El proyecto culminó su trámite en la Cámara Baja tras un proceso iniciado en 2025, cuando fue aprobado en dos ocasiones por los diputados, pero rechazado por el Senado. La propuesta fue impulsada por el presidente de Francia, Emmanuel Macron, quien agradeció a los legisladores por el desarrollo de un debate «constructivo y respetuoso».
Pese a la aprobación parlamentaria, la normativa será revisada por el Consejo Constitucional a petición del primer ministro, Sébastien Lecornu, quien expresó dudas sobre algunos aspectos del texto, entre ellos el período de reflexión de dos días previsto para los pacientes antes de solicitar la ayuda para morir.
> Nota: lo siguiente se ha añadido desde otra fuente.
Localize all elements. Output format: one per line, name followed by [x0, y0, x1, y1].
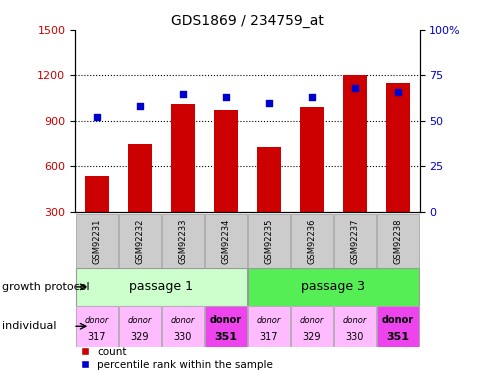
Text: donor: donor: [256, 316, 281, 324]
Bar: [257, 147, 280, 257]
Text: GSM92238: GSM92238: [393, 218, 402, 264]
Text: donor: donor: [342, 316, 366, 324]
Bar: [76, 268, 246, 306]
Text: growth protocol: growth protocol: [2, 282, 90, 292]
Bar: [119, 214, 161, 268]
Point: [179, 91, 186, 97]
Bar: [204, 306, 246, 347]
Bar: [76, 214, 118, 268]
Text: GSM92232: GSM92232: [135, 218, 144, 264]
Bar: [385, 83, 409, 257]
Text: 351: 351: [386, 332, 408, 342]
Bar: [290, 306, 333, 347]
Bar: [204, 214, 246, 268]
Point: [264, 100, 272, 106]
Text: passage 3: passage 3: [301, 280, 364, 293]
Bar: [333, 214, 375, 268]
Text: donor: donor: [381, 315, 413, 325]
Text: GSM92231: GSM92231: [92, 218, 101, 264]
Bar: [247, 268, 418, 306]
Text: donor: donor: [170, 316, 195, 324]
Bar: [290, 214, 333, 268]
Text: 317: 317: [87, 332, 106, 342]
Text: 317: 317: [259, 332, 277, 342]
Text: 330: 330: [345, 332, 363, 342]
Bar: [342, 75, 366, 257]
Text: 330: 330: [173, 332, 192, 342]
Title: GDS1869 / 234759_at: GDS1869 / 234759_at: [170, 13, 323, 28]
Point: [307, 94, 315, 100]
Text: GSM92236: GSM92236: [307, 218, 316, 264]
Point: [136, 104, 143, 110]
Bar: [376, 214, 418, 268]
Bar: [170, 104, 194, 257]
Point: [222, 94, 229, 100]
Bar: [76, 306, 118, 347]
Bar: [333, 306, 375, 347]
Text: 329: 329: [302, 332, 320, 342]
Text: GSM92234: GSM92234: [221, 218, 230, 264]
Text: GSM92237: GSM92237: [350, 218, 359, 264]
Text: GSM92233: GSM92233: [178, 218, 187, 264]
Bar: [119, 306, 161, 347]
Text: individual: individual: [2, 321, 57, 331]
Text: donor: donor: [127, 316, 151, 324]
Text: donor: donor: [84, 316, 109, 324]
Point: [92, 114, 100, 120]
Bar: [300, 107, 323, 257]
Legend: count, percentile rank within the sample: count, percentile rank within the sample: [80, 346, 272, 370]
Bar: [247, 214, 289, 268]
Text: donor: donor: [299, 316, 323, 324]
Bar: [247, 306, 289, 347]
Text: donor: donor: [210, 315, 242, 325]
Bar: [376, 306, 418, 347]
Bar: [128, 144, 151, 257]
Text: GSM92235: GSM92235: [264, 218, 273, 264]
Point: [350, 85, 358, 91]
Text: 329: 329: [130, 332, 149, 342]
Bar: [85, 176, 108, 257]
Text: 351: 351: [214, 332, 237, 342]
Bar: [161, 214, 203, 268]
Point: [393, 89, 401, 95]
Bar: [161, 306, 203, 347]
Text: passage 1: passage 1: [129, 280, 193, 293]
Bar: [213, 110, 237, 257]
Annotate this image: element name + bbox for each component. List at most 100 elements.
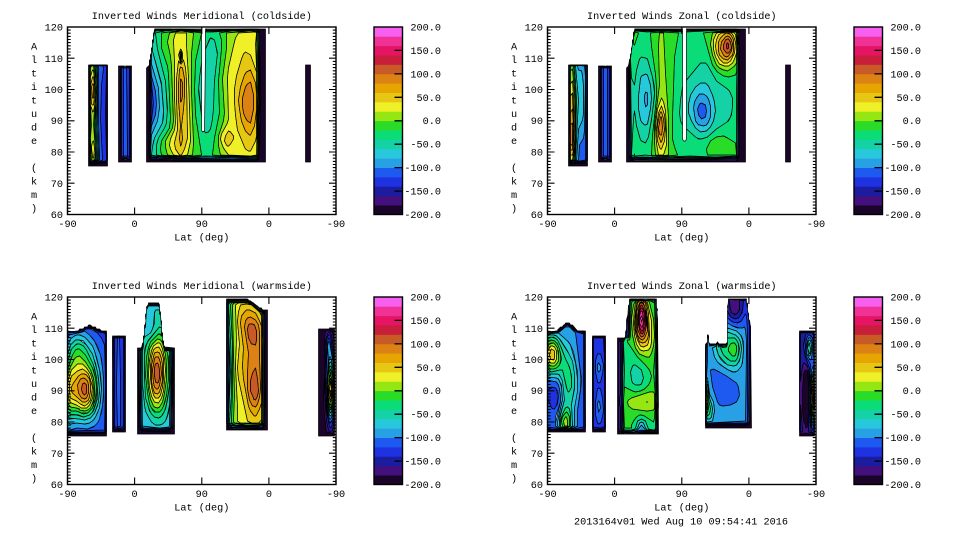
svg-text:u: u (31, 110, 37, 121)
svg-text:50.0: 50.0 (417, 364, 441, 375)
svg-text:d: d (511, 393, 517, 405)
svg-text:k: k (511, 447, 517, 459)
svg-text:l: l (511, 325, 517, 337)
svg-text:0: 0 (612, 220, 618, 231)
svg-text:(: ( (31, 433, 37, 445)
svg-text:80: 80 (531, 149, 543, 160)
svg-text:): ) (31, 204, 37, 216)
svg-text:t: t (31, 70, 37, 81)
svg-text:m: m (31, 191, 37, 202)
svg-text:t: t (31, 340, 37, 351)
svg-text:t: t (511, 97, 517, 108)
svg-text:-90: -90 (807, 220, 825, 231)
svg-text:0: 0 (266, 220, 272, 231)
svg-text:90: 90 (676, 220, 688, 231)
svg-text:150.0: 150.0 (410, 47, 441, 58)
svg-text:e: e (31, 407, 37, 418)
svg-text:-90: -90 (538, 490, 556, 501)
svg-text:e: e (31, 137, 37, 148)
svg-text:0.0: 0.0 (423, 387, 441, 398)
svg-text:Lat (deg): Lat (deg) (174, 233, 229, 245)
svg-text:t: t (31, 367, 37, 378)
svg-text:150.0: 150.0 (410, 317, 441, 328)
svg-text:e: e (511, 407, 517, 418)
svg-text:60: 60 (51, 481, 63, 492)
svg-text:70: 70 (531, 180, 543, 191)
svg-text:120: 120 (45, 294, 63, 305)
svg-text:200.0: 200.0 (890, 294, 921, 305)
svg-text:120: 120 (45, 24, 63, 35)
svg-text:90: 90 (51, 387, 63, 398)
svg-text:u: u (31, 380, 37, 391)
svg-text:200.0: 200.0 (890, 24, 921, 35)
svg-text:-150.0: -150.0 (404, 188, 441, 199)
svg-text:70: 70 (51, 180, 63, 191)
svg-text:50.0: 50.0 (897, 364, 921, 375)
svg-text:u: u (511, 380, 517, 391)
svg-text:i: i (31, 82, 37, 94)
svg-text:0: 0 (746, 490, 752, 501)
svg-text:100: 100 (525, 356, 543, 367)
svg-text:-200.0: -200.0 (884, 211, 921, 222)
svg-text:-100.0: -100.0 (884, 164, 921, 175)
svg-text:i: i (511, 352, 517, 364)
svg-text:k: k (31, 177, 37, 189)
svg-text:-150.0: -150.0 (404, 458, 441, 469)
svg-text:90: 90 (51, 117, 63, 128)
svg-text:t: t (511, 70, 517, 81)
svg-text:d: d (31, 123, 37, 135)
svg-text:-200.0: -200.0 (404, 481, 441, 492)
svg-text:100: 100 (525, 86, 543, 97)
svg-text:110: 110 (525, 55, 543, 66)
svg-text:l: l (31, 55, 37, 67)
svg-text:110: 110 (45, 55, 63, 66)
svg-text:m: m (511, 191, 517, 202)
svg-text:100.0: 100.0 (890, 340, 921, 351)
svg-text:0.0: 0.0 (903, 387, 921, 398)
svg-text:l: l (511, 55, 517, 67)
svg-text:110: 110 (45, 325, 63, 336)
svg-text:-90: -90 (807, 490, 825, 501)
svg-text:-90: -90 (58, 220, 76, 231)
svg-text:A: A (31, 313, 38, 324)
svg-text:60: 60 (531, 211, 543, 222)
svg-text:-150.0: -150.0 (884, 458, 921, 469)
svg-text:90: 90 (676, 490, 688, 501)
svg-text:Inverted Winds Zonal (coldside: Inverted Winds Zonal (coldside) (587, 11, 777, 23)
svg-text:-100.0: -100.0 (404, 164, 441, 175)
svg-text:0: 0 (746, 220, 752, 231)
svg-text:A: A (511, 313, 518, 324)
svg-text:0: 0 (612, 490, 618, 501)
svg-text:50.0: 50.0 (897, 94, 921, 105)
svg-text:100.0: 100.0 (410, 70, 441, 81)
svg-text:0: 0 (266, 490, 272, 501)
svg-text:-100.0: -100.0 (404, 434, 441, 445)
svg-text:Inverted Winds Zonal (warmside: Inverted Winds Zonal (warmside) (587, 281, 777, 293)
svg-text:90: 90 (196, 490, 208, 501)
svg-text:d: d (511, 123, 517, 135)
svg-text:i: i (511, 82, 517, 94)
svg-text:-90: -90 (327, 490, 345, 501)
svg-text:200.0: 200.0 (410, 24, 441, 35)
svg-text:60: 60 (51, 211, 63, 222)
svg-text:200.0: 200.0 (410, 294, 441, 305)
svg-text:-200.0: -200.0 (404, 211, 441, 222)
svg-text:u: u (511, 110, 517, 121)
svg-text:(: ( (511, 163, 517, 175)
svg-text:0.0: 0.0 (423, 117, 441, 128)
svg-text:d: d (31, 393, 37, 405)
svg-text:100: 100 (45, 86, 63, 97)
svg-text:70: 70 (51, 450, 63, 461)
svg-text:Inverted Winds Meridional (col: Inverted Winds Meridional (coldside) (92, 11, 312, 23)
svg-text:m: m (31, 461, 37, 472)
svg-text:-50.0: -50.0 (890, 141, 921, 152)
svg-text:Inverted Winds Meridional (war: Inverted Winds Meridional (warmside) (92, 281, 312, 293)
svg-text:t: t (511, 340, 517, 351)
svg-text:50.0: 50.0 (417, 94, 441, 105)
svg-text:-90: -90 (538, 220, 556, 231)
svg-text:t: t (511, 367, 517, 378)
svg-text:120: 120 (525, 24, 543, 35)
svg-text:90: 90 (196, 220, 208, 231)
svg-text:110: 110 (525, 325, 543, 336)
svg-text:120: 120 (525, 294, 543, 305)
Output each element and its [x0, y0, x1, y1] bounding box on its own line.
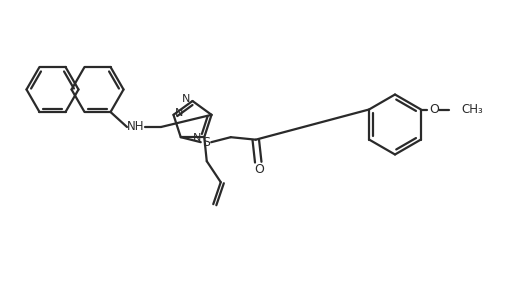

La ley establece que este procedimiento deberá ser realizado por la propia persona y, de manera excepcional, por un médico o un profesional de enfermería. Además, solo podrán acceder a este derecho personas mayores de edad con nacionalidad francesa o residencia en el país que padezcan enfermedades graves e incurables, en fase avanzada o terminal, con un deterioro irreversible de su salud.
Por su parte, el Gobierno señaló que la revisión constitucional busca profundizar el análisis del contenido de la ley y atender las inquietudes sobre su aplicación. En tanto, la Iglesia católica de Francia manifestó su rechazo a la normativa y afirmó que representa «una ruptura grave en la historia» del país, al considerar que podría modificar la relación de la sociedad con la vulnerabilidad, la vejez, la discapacidad y la enfermedad.